“Don’t put all your eggs in one basket.”
It’s a common expression, but did you know it’s also valuable advice when investing? Diversification — a common strategy when building a portfolio — involves investing in a variety of assets rather than one particular asset class.
Why is a diversified portfolio so important?
There are three key reasons why diversifying is important:
A diversified portfolio helps minimize risk. Stocks can be a risky investment at any time, but with a diversified portfolio, you can help minimize the risk by spreading that risk among a variety of investments.
Diversifying can help investors maintain capital. Someone purchasing stock at the age of 30 has a much different investment goal than someone age 50. For older investors, it may be much more important to maintain capital than it is to increase capital.
You’ll have a much better chance at generating dividends if your portfolio of stocks is diversified. When one stock is performing well, chances are that another stock has dipped. By having a significant investment in both, you’ll help to offset any potential losses from underperforming stock.

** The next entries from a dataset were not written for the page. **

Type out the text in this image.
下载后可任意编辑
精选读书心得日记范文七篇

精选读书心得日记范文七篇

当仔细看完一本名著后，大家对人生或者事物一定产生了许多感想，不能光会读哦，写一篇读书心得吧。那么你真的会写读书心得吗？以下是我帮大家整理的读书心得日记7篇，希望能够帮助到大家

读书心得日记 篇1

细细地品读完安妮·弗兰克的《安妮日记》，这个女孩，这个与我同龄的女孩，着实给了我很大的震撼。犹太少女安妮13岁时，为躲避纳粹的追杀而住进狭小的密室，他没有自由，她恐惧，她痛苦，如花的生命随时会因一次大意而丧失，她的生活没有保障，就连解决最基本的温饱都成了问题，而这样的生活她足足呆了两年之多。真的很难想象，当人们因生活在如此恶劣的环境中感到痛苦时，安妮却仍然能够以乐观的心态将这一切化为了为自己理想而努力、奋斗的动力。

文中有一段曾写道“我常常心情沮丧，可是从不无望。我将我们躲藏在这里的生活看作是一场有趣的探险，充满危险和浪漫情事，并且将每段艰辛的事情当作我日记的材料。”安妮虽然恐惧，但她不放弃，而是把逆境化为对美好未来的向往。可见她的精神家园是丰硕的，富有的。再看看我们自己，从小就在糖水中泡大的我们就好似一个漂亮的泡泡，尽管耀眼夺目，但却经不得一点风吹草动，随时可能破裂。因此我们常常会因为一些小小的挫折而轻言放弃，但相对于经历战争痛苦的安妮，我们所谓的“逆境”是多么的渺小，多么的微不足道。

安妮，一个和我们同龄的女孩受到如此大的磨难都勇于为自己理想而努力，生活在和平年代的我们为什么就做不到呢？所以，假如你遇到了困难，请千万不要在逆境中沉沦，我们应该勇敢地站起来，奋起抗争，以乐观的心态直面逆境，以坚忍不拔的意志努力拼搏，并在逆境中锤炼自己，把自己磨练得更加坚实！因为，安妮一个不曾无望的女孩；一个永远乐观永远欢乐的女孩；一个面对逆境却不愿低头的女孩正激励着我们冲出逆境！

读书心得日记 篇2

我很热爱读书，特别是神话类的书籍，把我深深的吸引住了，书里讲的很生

It’s also common for one particular type of asset to perform better over a specific period of time, depending on external factors such as
Current interest rates
Current market conditions
But it’s also important to remember that while one investment may be outperforming others, the standard is that there is no particular investment that will continually outperform others over the long term.

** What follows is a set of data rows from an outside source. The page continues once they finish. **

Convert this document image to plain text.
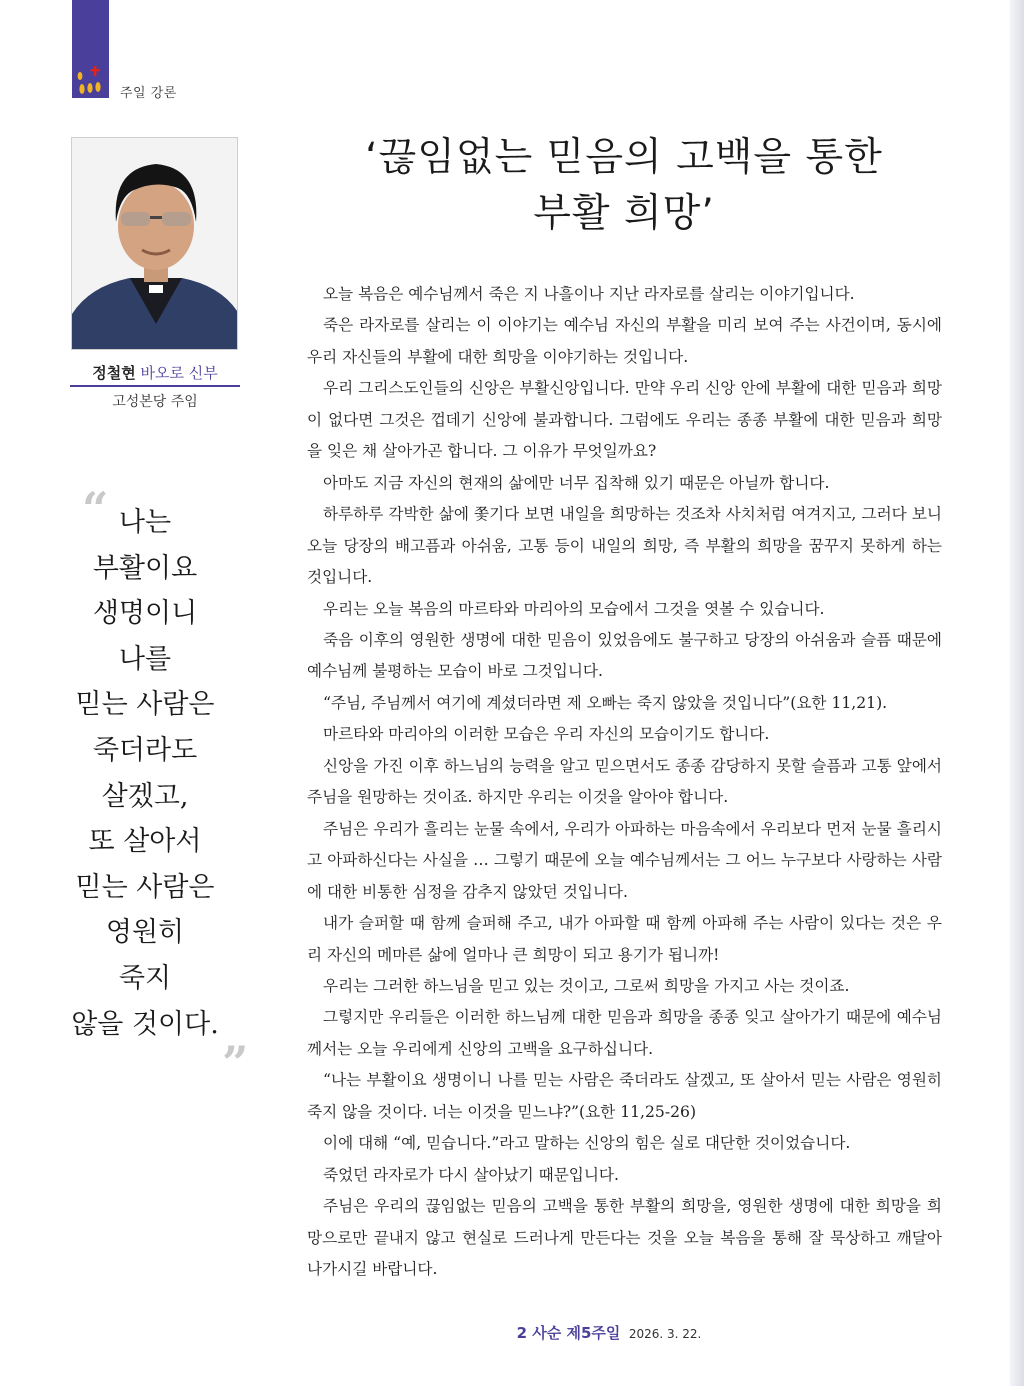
주일 강론
정철현 바오로 신부
고성본당 주임
“ 나는
부활이요
생명이니
나를
믿는 사람은
죽더라도
살겠고,
또 살아서
믿는 사람은
영원히
죽지
않을 것이다.
”
‘끊임없는 믿음의 고백을 통한
부활 희망’

오늘 복음은 예수님께서 죽은 지 나흘이나 지난 라자로를 살리는 이야기입니다.

죽은 라자로를 살리는 이 이야기는 예수님 자신의 부활을 미리 보여 주는 사건이며, 동시에 우리 자신들의 부활에 대한 희망을 이야기하는 것입니다.

우리 그리스도인들의 신앙은 부활신앙입니다. 만약 우리 신앙 안에 부활에 대한 믿음과 희망이 없다면 그것은 껍데기 신앙에 불과합니다. 그럼에도 우리는 종종 부활에 대한 믿음과 희망을 잊은 채 살아가곤 합니다. 그 이유가 무엇일까요?

아마도 지금 자신의 현재의 삶에만 너무 집착해 있기 때문은 아닐까 합니다.

하루하루 각박한 삶에 쫓기다 보면 내일을 희망하는 것조차 사치처럼 여겨지고, 그러다 보니 오늘 당장의 배고픔과 아쉬움, 고통 등이 내일의 희망, 즉 부활의 희망을 꿈꾸지 못하게 하는 것입니다.

우리는 오늘 복음의 마르타와 마리아의 모습에서 그것을 엿볼 수 있습니다.

죽음 이후의 영원한 생명에 대한 믿음이 있었음에도 불구하고 당장의 아쉬움과 슬픔 때문에 예수님께 불평하는 모습이 바로 그것입니다.

“주님, 주님께서 여기에 계셨더라면 제 오빠는 죽지 않았을 것입니다”(요한 11,21).

마르타와 마리아의 이러한 모습은 우리 자신의 모습이기도 합니다.

신앙을 가진 이후 하느님의 능력을 알고 믿으면서도 종종 감당하지 못할 슬픔과 고통 앞에서 주님을 원망하는 것이죠. 하지만 우리는 이것을 알아야 합니다.

주님은 우리가 흘리는 눈물 속에서, 우리가 아파하는 마음속에서 우리보다 먼저 눈물 흘리시고 아파하신다는 사실을 … 그렇기 때문에 오늘 예수님께서는 그 어느 누구보다 사랑하는 사람에 대한 비통한 심정을 감추지 않았던 것입니다.

내가 슬퍼할 때 함께 슬퍼해 주고, 내가 아파할 때 함께 아파해 주는 사람이 있다는 것은 우리 자신의 메마른 삶에 얼마나 큰 희망이 되고 용기가 됩니까!

우리는 그러한 하느님을 믿고 있는 것이고, 그로써 희망을 가지고 사는 것이죠.

그렇지만 우리들은 이러한 하느님께 대한 믿음과 희망을 종종 잊고 살아가기 때문에 예수님께서는 오늘 우리에게 신앙의 고백을 요구하십니다.

“나는 부활이요 생명이니 나를 믿는 사람은 죽더라도 살겠고, 또 살아서 믿는 사람은 영원히 죽지 않을 것이다. 너는 이것을 믿느냐?”(요한 11,25-26)

이에 대해 “예, 믿습니다.”라고 말하는 신앙의 힘은 실로 대단한 것이었습니다.

죽었던 라자로가 다시 살아났기 때문입니다.

주님은 우리의 끊임없는 믿음의 고백을 통한 부활의 희망을, 영원한 생명에 대한 희망을 희망으로만 끝내지 않고 현실로 드러나게 만든다는 것을 오늘 복음을 통해 잘 묵상하고 깨달아 나가시길 바랍니다.

2 사순 제5주일 2026. 3. 22.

But what is a diversified portfolio?
A diversified portfolio is one where investments vary, with exposure to one particular type of asset is limited. Diversifying can look like two very different things to young investors and those nearing retirement age. Young investors are much more likely to be comfortable riding out the peaks and valleys of their investment portfolio, while investors nearing retirement age are more likely to be interested in slow growth and a more consistent performance without the volatility that more risky investments may face.
In order to truly diversify your investment portfolio, many professionals recommend that your portfolio consists of the following:
Domestic Stocks. Stocks are perhaps the most volatile investment in a portfolio, but they also represent the best chance for growth. Short term investment in stocks carries the biggest risk, but stocks can also provide the biggest reward if they are held on to for a significant amount of time.
Bonds. Considered less volatile than stocks, bonds can provide a shield against market instability created by stock investments. Stocks also typically provide regular interest income. For those looking for a more significant return, high-yields bonds can be purchased, but they also carry a higher-risk.
Money Market Investments. While ultra-conservative, money market accounts and similar investments such as a short-term CD can provide stability and safety that other investment options may not.
International Stock. International stock can provide a higher return than their U.S. counterparts, but they can also carry a higher risk. However, for those looking to diversify their portfolio, international stock can be a good addition.
The key to diversification is to find the right balance between risk and stability and add accordingly, which allows you to reach your goals while also worrying less.